Critics’ Picks

Zulkifli Lee, MutuSekutu, 2020, mild steel and Chengal wood, 94 x 6 1/2 x 10".

Zulkifli Lee, MutuSekutu, 2020, mild steel and Chengal wood, 94 x 6 1/2 x 10".

Kuala Lumpur

Zulkifli Lee

TAKSU Gallery
17 Jalan Pawang
January 14–February 13, 2021

A sense of order, logic, and stability emerges from Zulkifli Lee’s fourteen geometric sculptures in “Interdependence,” where monuments of fused wood and steel offer harmonious meditations on interconnectedness amid uncertain times. In Segugusan, 2020, three gridded steel cubes are affixed between the layered blocks jutting out from a piece of Chengal wood. The metal cubes appear ornamental, but they provide additional weight and a wider base to the sculpture for equilibrium. In MutuSekutu, 2020, modular blocks of steel wrap around a column of notched, reclaimed wood that, in an earlier life, served as a telegraph pole.
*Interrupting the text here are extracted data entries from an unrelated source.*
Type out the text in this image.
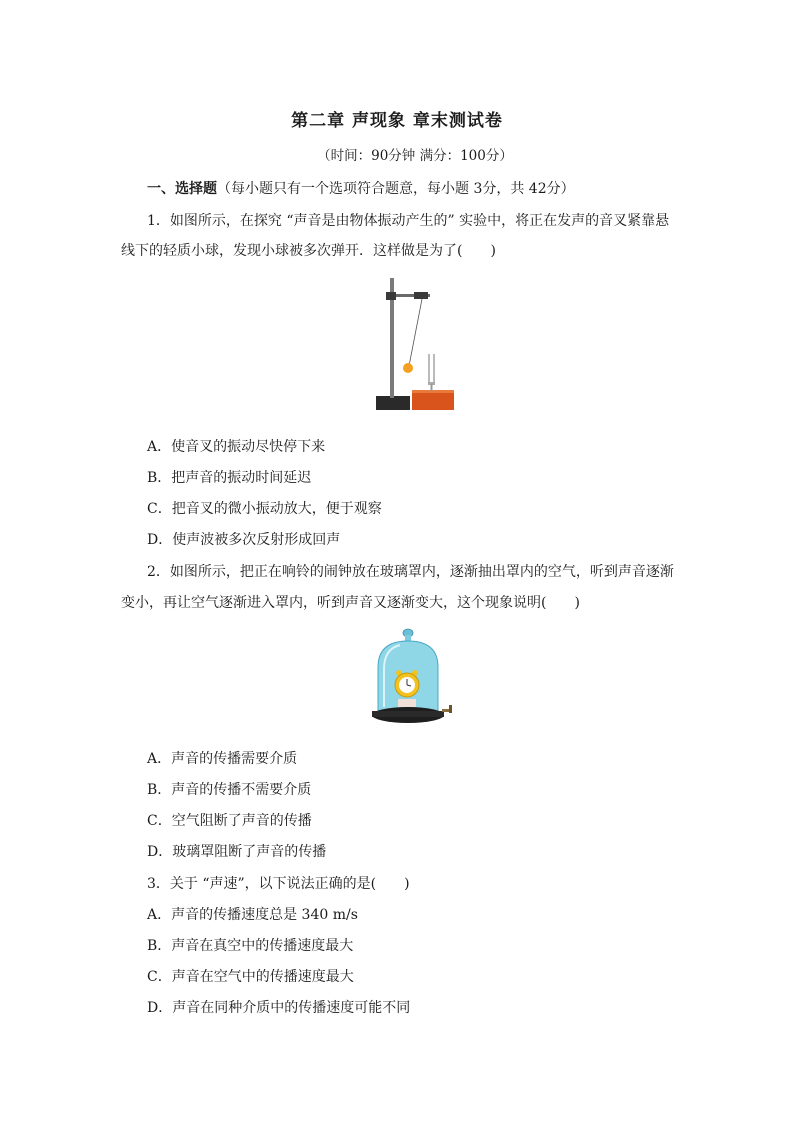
第二章 声现象 章末测试卷
（时间：90分钟 满分：100分）
一、选择题（每小题只有一个选项符合题意，每小题 3分，共 42分）
1．如图所示，在探究 “声音是由物体振动产生的” 实验中，将正在发声的音叉紧靠悬
线下的轻质小球，发现小球被多次弹开．这样做是为了( )
A．使音叉的振动尽快停下来
B．把声音的振动时间延迟
C．把音叉的微小振动放大，便于观察
D．使声波被多次反射形成回声
2．如图所示，把正在响铃的闹钟放在玻璃罩内，逐渐抽出罩内的空气，听到声音逐渐
变小，再让空气逐渐进入罩内，听到声音又逐渐变大，这个现象说明( )
A．声音的传播需要介质
B．声音的传播不需要介质
C．空气阻断了声音的传播
D．玻璃罩阻断了声音的传播
3．关于 “声速”，以下说法正确的是( )
A．声音的传播速度总是 340 m/s
B．声音在真空中的传播速度最大
C．声音在空气中的传播速度最大
D．声音在同种介质中的传播速度可能不同
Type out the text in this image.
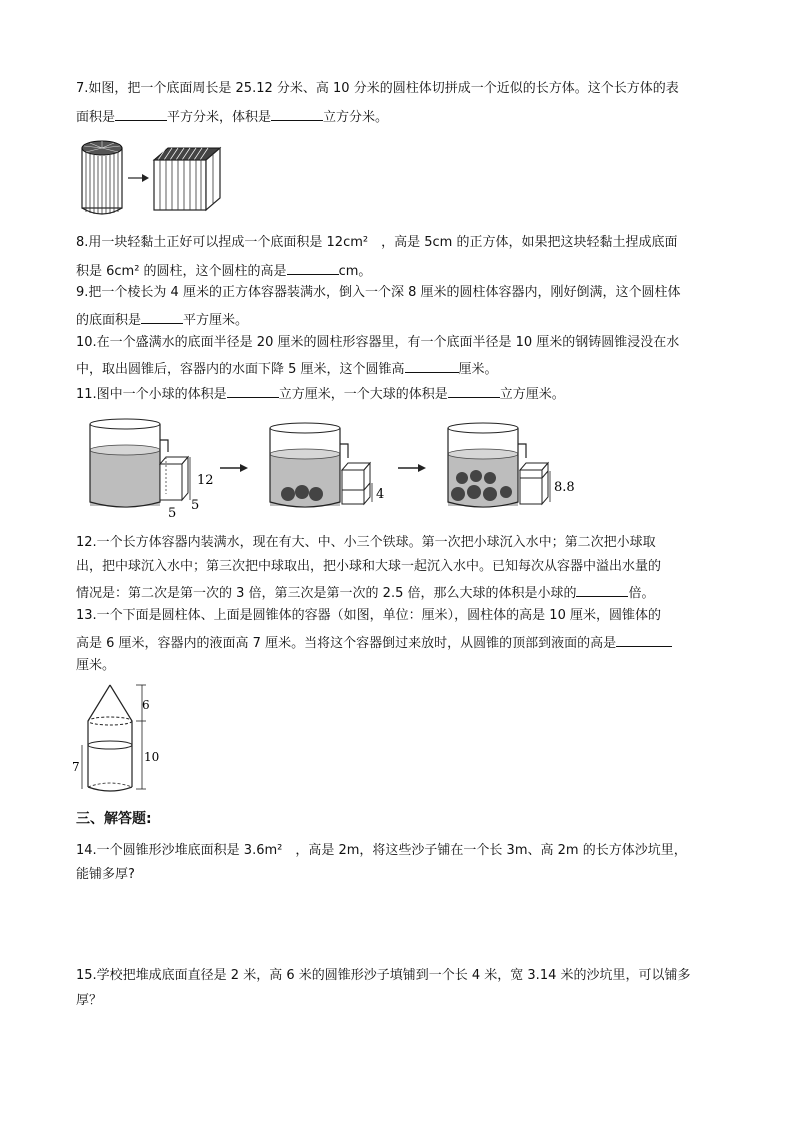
7.如图，把一个底面周长是 25.12 分米、高 10 分米的圆柱体切拼成一个近似的长方体。这个长方体的表
面积是	平方分米，体积是	立方分米。
8.用一块轻黏土正好可以捏成一个底面积是 12cm²　，高是 5cm 的正方体，如果把这块轻黏土捏成底面
积是 6cm² 的圆柱，这个圆柱的高是	cm。
9.把一个棱长为 4 厘米的正方体容器装满水，倒入一个深 8 厘米的圆柱体容器内，刚好倒满，这个圆柱体
的底面积是	平方厘米。
10.在一个盛满水的底面半径是 20 厘米的圆柱形容器里，有一个底面半径是 10 厘米的钢铸圆锥浸没在水
中，取出圆锥后，容器内的水面下降 5 厘米，这个圆锥高	厘米。
11.图中一个小球的体积是	立方厘米，一个大球的体积是	立方厘米。
12
5
5
4	8.8
12.一个长方体容器内装满水，现在有大、中、小三个铁球。第一次把小球沉入水中；第二次把小球取
出，把中球沉入水中；第三次把中球取出，把小球和大球一起沉入水中。已知每次从容器中溢出水量的
情况是：第二次是第一次的 3 倍，第三次是第一次的 2.5 倍，那么大球的体积是小球的	倍。
13.一个下面是圆柱体、上面是圆锥体的容器（如图，单位：厘米），圆柱体的高是 10 厘米，圆锥体的
高是 6 厘米，容器内的液面高 7 厘米。当将这个容器倒过来放时，从圆锥的顶部到液面的高是
厘米。
6
10
7
三、解答题:
14.一个圆锥形沙堆底面积是 3.6m²　，高是 2m，将这些沙子铺在一个长 3m、高 2m 的长方体沙坑里，
能铺多厚?
15.学校把堆成底面直径是 2 米，高 6 米的圆锥形沙子填铺到一个长 4 米，宽 3.14 米的沙坑里，可以铺多
厚？
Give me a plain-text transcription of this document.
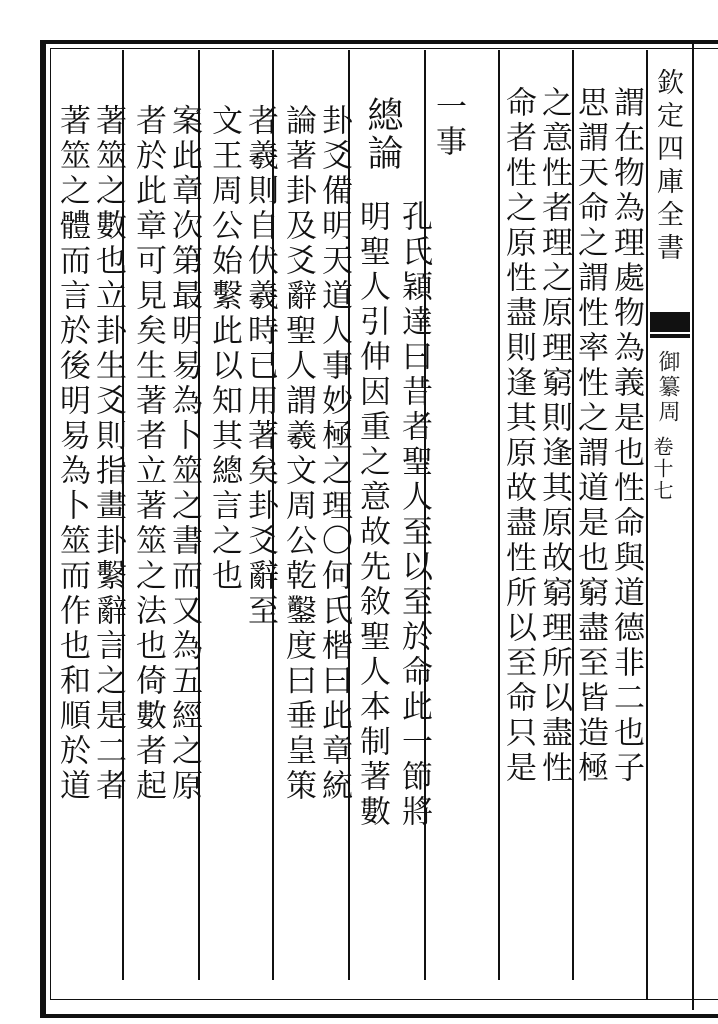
欽定四庫全書
御纂周
卷十七
謂在物為理處物為義是也性命與道德非二也子
思謂天命之謂性率性之謂道是也窮盡至皆造極
之意性者理之原理窮則逢其原故窮理所以盡性
命者性之原性盡則逢其原故盡性所以至命只是
一事
總論
孔氏穎達曰昔者聖人至以至於命此一節將
明聖人引伸因重之意故先敘聖人本制著數
卦爻備明天道人事妙極之理〇何氏楷曰此章統
論著卦及爻辭聖人謂羲文周公乾鑿度曰垂皇策
者羲則自伏羲時已用著矣卦爻辭至
文王周公始繫此以知其總言之也
案此章次第最明易為卜筮之書而又為五經之原
者於此章可見矣生著者立著筮之法也倚數者起
著筮之數也立卦生爻則指畫卦繫辭言之是二者
著筮之體而言於後明易為卜筮而作也和順於道
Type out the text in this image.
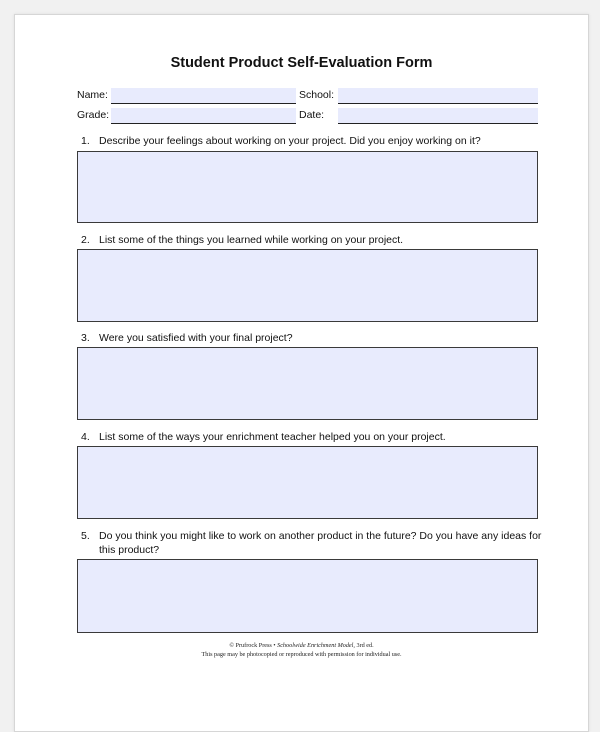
Student Product Self-Evaluation Form
Name:	School:
Grade:	Date:
1. Describe your feelings about working on your project. Did you enjoy working on it?
2. List some of the things you learned while working on your project.
3. Were you satisfied with your final project?
4. List some of the ways your enrichment teacher helped you on your project.
5. Do you think you might like to work on another product in the future? Do you have any ideas for this product?
© Prufrock Press • Schoolwide Enrichment Model, 3rd ed.
This page may be photocopied or reproduced with permission for individual use.
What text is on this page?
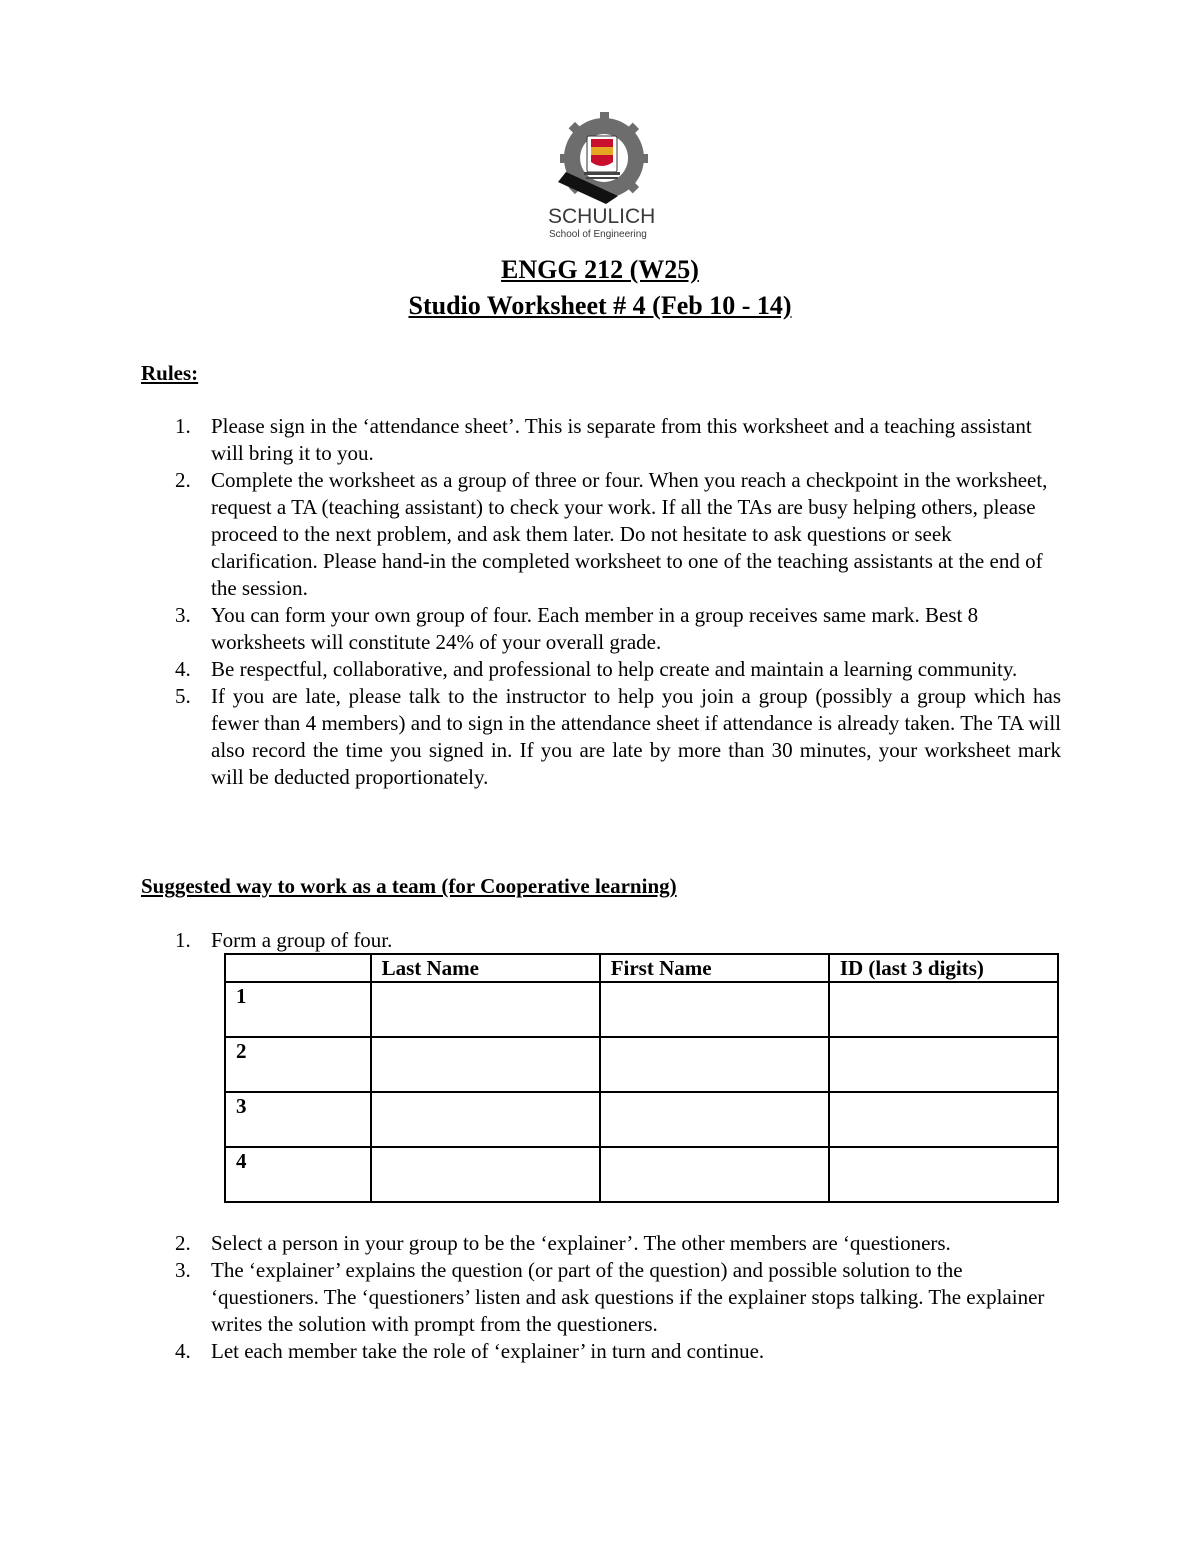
SCHULICH
School of Engineering
ENGG 212 (W25)
Studio Worksheet # 4 (Feb 10 - 14)
Rules:
1. Please sign in the ‘attendance sheet’. This is separate from this worksheet and a teaching assistant will bring it to you.
2. Complete the worksheet as a group of three or four. When you reach a checkpoint in the worksheet, request a TA (teaching assistant) to check your work. If all the TAs are busy helping others, please proceed to the next problem, and ask them later. Do not hesitate to ask questions or seek clarification. Please hand-in the completed worksheet to one of the teaching assistants at the end of the session.
3. You can form your own group of four. Each member in a group receives same mark. Best 8 worksheets will constitute 24% of your overall grade.
4. Be respectful, collaborative, and professional to help create and maintain a learning community.
5. If you are late, please talk to the instructor to help you join a group (possibly a group which has fewer than 4 members) and to sign in the attendance sheet if attendance is already taken. The TA will also record the time you signed in. If you are late by more than 30 minutes, your worksheet mark will be deducted proportionately.
Suggested way to work as a team (for Cooperative learning)
1. Form a group of four.
	Last Name	First Name	ID (last 3 digits)
1			
2			
3			
4			
2. Select a person in your group to be the ‘explainer’. The other members are ‘questioners.
3. The ‘explainer’ explains the question (or part of the question) and possible solution to the ‘questioners. The ‘questioners’ listen and ask questions if the explainer stops talking. The explainer writes the solution with prompt from the questioners.
4. Let each member take the role of ‘explainer’ in turn and continue.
By leaving tiny gaps and slits between his materials to allow them to breathe, Zulkifli preserves their respective essences, visual appeal, and distinctiveness.

While speaking to the gallery assistants and taking in the exhibition, I was constantly aware of my position in relation to everything around me—as I am everywhere, these days—due to the hazardous arrangement of Zulkifli’s works; some are strewn on the floor, others protrude from or recline against the walls. “Reality is a network of relationships,” says the artist, a statement that shares the deceptive simplicity of his sculptures, which are inflected by both Minimalism and Islamic aesthetic principles. The reciprocal logic is not limited to the symbiosis between seemingly discordant materials, but extends also to the interdependence of viewer, object, and space. As Kuala Lumpur enters yet another lockdown, this exhibition is a needed reminder that we are always part of something larger than ourselves.